Columbia is projected to lose 16 percent of its federal jobs over the next 10 years as the overextended federal government trims down, according to a new report from IHS Global Insight, prepared for the U.S. Conference of Mayors, which is holding a meeting on workforce skills this week in Dallas.
Nationally, the country is expected to shed 11 percent of its federal workforce during that period, the report says.
“We expect the federal government to scale back. We understand it’s necessary.
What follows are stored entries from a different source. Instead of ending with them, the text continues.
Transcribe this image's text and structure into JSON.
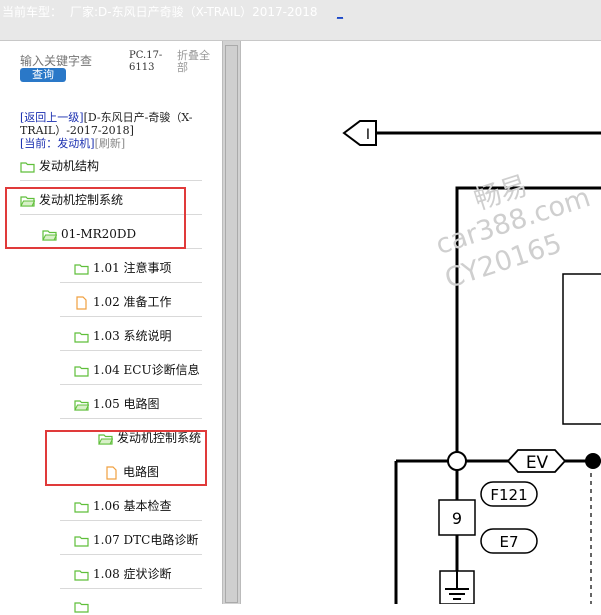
{
  "header": {
    "label": "当前车型：",
    "vehicle": "厂家:D-东风日产奇骏（X-TRAIL）2017-2018",
    "underscore": "_"
  },
  "search": {
    "placeholder": "输入关键字查",
    "button": "查询",
    "pc_code": "PC.17-6113",
    "collapse_all": "折叠全部"
  },
  "nav": {
    "back": "[返回上一级]",
    "path": "[D-东风日产-奇骏（X-TRAIL）-2017-2018]",
    "current_label": "[当前：发动机]",
    "refresh": "[刷新]"
  },
  "tree": {
    "engine_structure": "发动机结构",
    "engine_control": "发动机控制系统",
    "mr20dd": "01-MR20DD",
    "i101": "1.01 注意事项",
    "i102": "1.02 准备工作",
    "i103": "1.03 系统说明",
    "i104": "1.04 ECU诊断信息",
    "i105": "1.05 电路图",
    "sub_engine_control": "发动机控制系统",
    "sub_circuit": "电路图",
    "i106": "1.06 基本检查",
    "i107": "1.07 DTC电路诊断",
    "i108": "1.08 症状诊断"
  },
  "diagram": {
    "arrow_label": "I",
    "ev_label": "EV",
    "f121_label": "F121",
    "e7_label": "E7",
    "pin_label": "9"
  },
  "watermark": {
    "line1": "畅易",
    "line2": "car388.com",
    "line3": "CY20165"
  },
  "colors": {
    "highlight": "#e03a3a",
    "link": "#1a2fb0",
    "button": "#2a78c8",
    "folder_green": "#5fbf3a",
    "file_orange": "#f0a040"
  }
}
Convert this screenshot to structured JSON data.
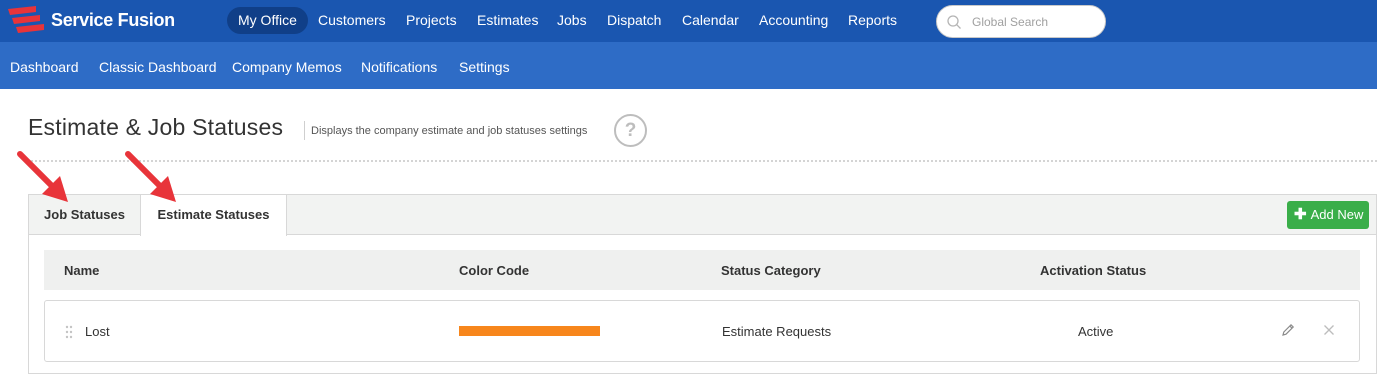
{
  "app": {
    "brand": "Service Fusion"
  },
  "topnav": {
    "items": [
      "My Office",
      "Customers",
      "Projects",
      "Estimates",
      "Jobs",
      "Dispatch",
      "Calendar",
      "Accounting",
      "Reports"
    ],
    "active": "My Office",
    "search_placeholder": "Global Search"
  },
  "subnav": {
    "items": [
      "Dashboard",
      "Classic Dashboard",
      "Company Memos",
      "Notifications",
      "Settings"
    ]
  },
  "page": {
    "title": "Estimate & Job Statuses",
    "subtitle": "Displays the company estimate and job statuses settings",
    "help": "?"
  },
  "tabs": [
    {
      "label": "Job Statuses",
      "active": false
    },
    {
      "label": "Estimate Statuses",
      "active": true
    }
  ],
  "toolbar": {
    "add_new": "Add New"
  },
  "table": {
    "columns": [
      "Name",
      "Color Code",
      "Status Category",
      "Activation Status"
    ],
    "rows": [
      {
        "name": "Lost",
        "color": "#f7861c",
        "category": "Estimate Requests",
        "activation": "Active"
      }
    ]
  },
  "colors": {
    "topbar": "#1a56b0",
    "subbar": "#2e6cc6",
    "add_button": "#3aae49",
    "arrow": "#e8343a"
  },
  "icons": [
    "logo-icon",
    "search-icon",
    "help-icon",
    "drag-handle-icon",
    "edit-icon",
    "delete-icon",
    "plus-icon",
    "arrow-annotation"
  ]
}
We want to make sure it is strategic,” said Benjamin, who attended a meeting last week in Washington to talk to federal leaders about cutting the budget in a way that doesn’t devastate communities such as Columbia.
If Congress cannot come to a deal for cutting the federal budget, automatic cuts of $1.2 trillion — half to the military and half to domestic spending — will be triggered Jan. 1 because of last year’s debt- ceiling standoff and the failure of a congressional “supercommittee” to make deficit reductions.
The effects of those cuts could be devastating, especially in a community like Columbia that has a hefty military presence.
Fort Jackson in Columbia, McEntire Joint National Guard Base in Lower Richland and nearby Shaw Air Force Base in Sumter pump a combined $7.1 billion a year into the Midlands economy, Benjamin said.
Columbia’s goal is to become less dependent on federal jobs by boosting private-sector employment, Benjamin said.
Overall, Columbia’s employment is expected to rise 17 percent in the next 10 years, outperforming the country’s projected 13 percent increase.
Columbia will continue to partner with the state technical school system to prepare residents for jobs in industries that are thriving in the region, such as the insurance-technology sector, Benjamin said. And leaders will continue trying to recruit a variety of industries, he added.
“This is a period where the South in general is going to see some significant growth. People see a very attractive place for investing. The quality of life is high, the cost of living is low,” Benjamin said. “We’re encouraged.”